A study by the authors of the New York Times bestseller Crucial Conversations showed that employees with poor people skills pay a “jerk tax” when being considered for promotion. The online poll, which analyzed 1,650 promotions, debunked the common misconception that jerky behavior is necessary to get ahead in business. The study collected responses via an online survey from 550 book readers in September of 2010 and according to its results, 92% said having poor interpersonal skills hinders advancement in their organization.

Joseph Grenny, co-author of Crucial Conversations, says riding roughshod over others does not increase one’s chances of promotion–in fact, it’s inhibiting. “Too many employees suffer under the misconception that they have to be a jerk to generate the results necessary for workplace advancement. However, those most likely to be promoted excel not only in adding value but also in their interpersonal competencies,” Grenny said.

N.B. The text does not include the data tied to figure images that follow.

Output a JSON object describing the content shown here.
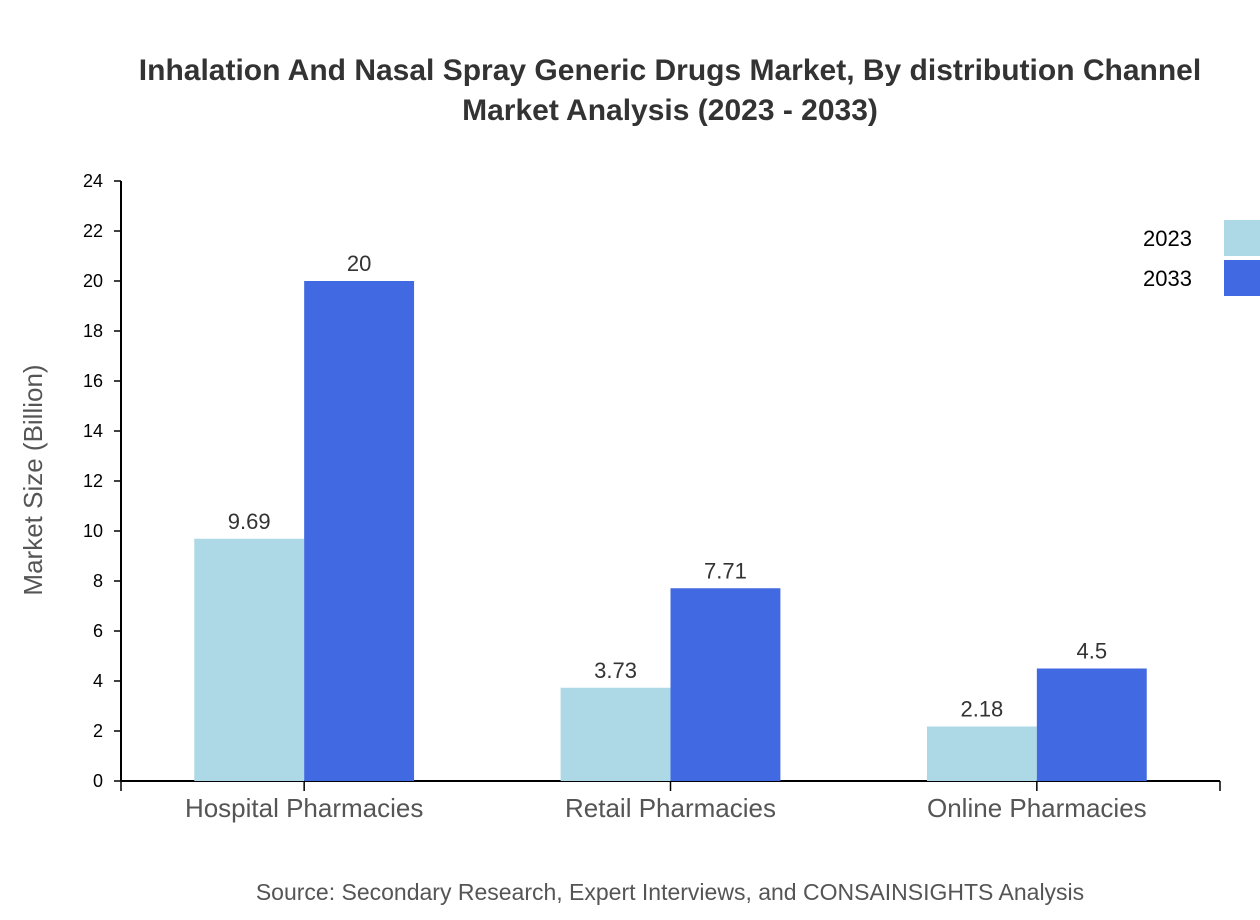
{
  "chart_data": {
    "type": "bar",
    "title": "Inhalation And Nasal Spray Generic Drugs Market, By distribution Channel",
    "subtitle": "Market Analysis (2023 - 2033)",
    "xlabel": "",
    "ylabel": "Market Size (Billion)",
    "ylim": [
      0,
      24
    ],
    "yticks": [
      0,
      2,
      4,
      6,
      8,
      10,
      12,
      14,
      16,
      18,
      20,
      22,
      24
    ],
    "categories": [
      "Hospital Pharmacies",
      "Retail Pharmacies",
      "Online Pharmacies"
    ],
    "series": [
      {
        "name": "2023",
        "values": [
          9.69,
          3.73,
          2.18
        ],
        "color": "#add8e6"
      },
      {
        "name": "2033",
        "values": [
          20,
          7.71,
          4.5
        ],
        "color": "#4169e1"
      }
    ],
    "grid": false,
    "legend": "top-right",
    "source": "Source: Secondary Research, Expert Interviews, and CONSAINSIGHTS Analysis"
  }
}
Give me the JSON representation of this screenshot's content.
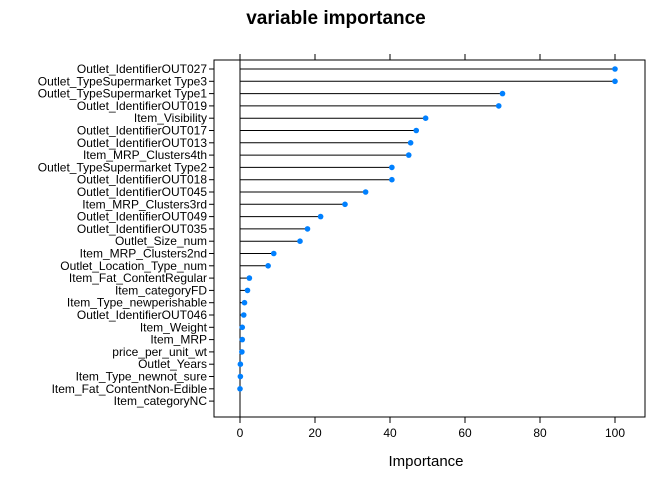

According to respondents, those most likely to advance in the workplace have strong interpersonal skills, are strong contributors and care a great deal about their organization. The research also reveals that the combination of strong interpersonal skills and strong results are by far the best predictor of whether an employee will be respected as a leader after the promotion.

Grenny advises employees interested in climbing the corporate ladder to learn how to generate results without generating contempt by developing their ability to communicate candidly and effectively with co-workers. He offers four tips for navigating crucial conversations to generate results while improving relationships.

4 Tips to Climb The Corporate Ladder

  1. Invite dialogue.
    Effective leaders create dialogue while “jerks” settle for monologue. After confidently sharing your views, invite others to do so as well. If you are open to hearing others” points of view, they”ll be more open to yours.
  2. Help others feel safe.
    “Jerks” disguise their harshness as “brutal honesty.” In contrast, effective leaders find a way to be both 100% honest and 100% respectful.
  3. Change your emotions.
    In stressful moments, separate people from the problem. “Jerks” don’t bother with this principle–they make harsh judgments of others and act out those judgments through mistreatment.
  4. Just the facts.
    Respected leaders describe problems in factual terms–stripping out the negative labels and punitive conclusions commonly used by “jerks.” Without the facts, judgmental statements are far from motivating and create animosity and resistance.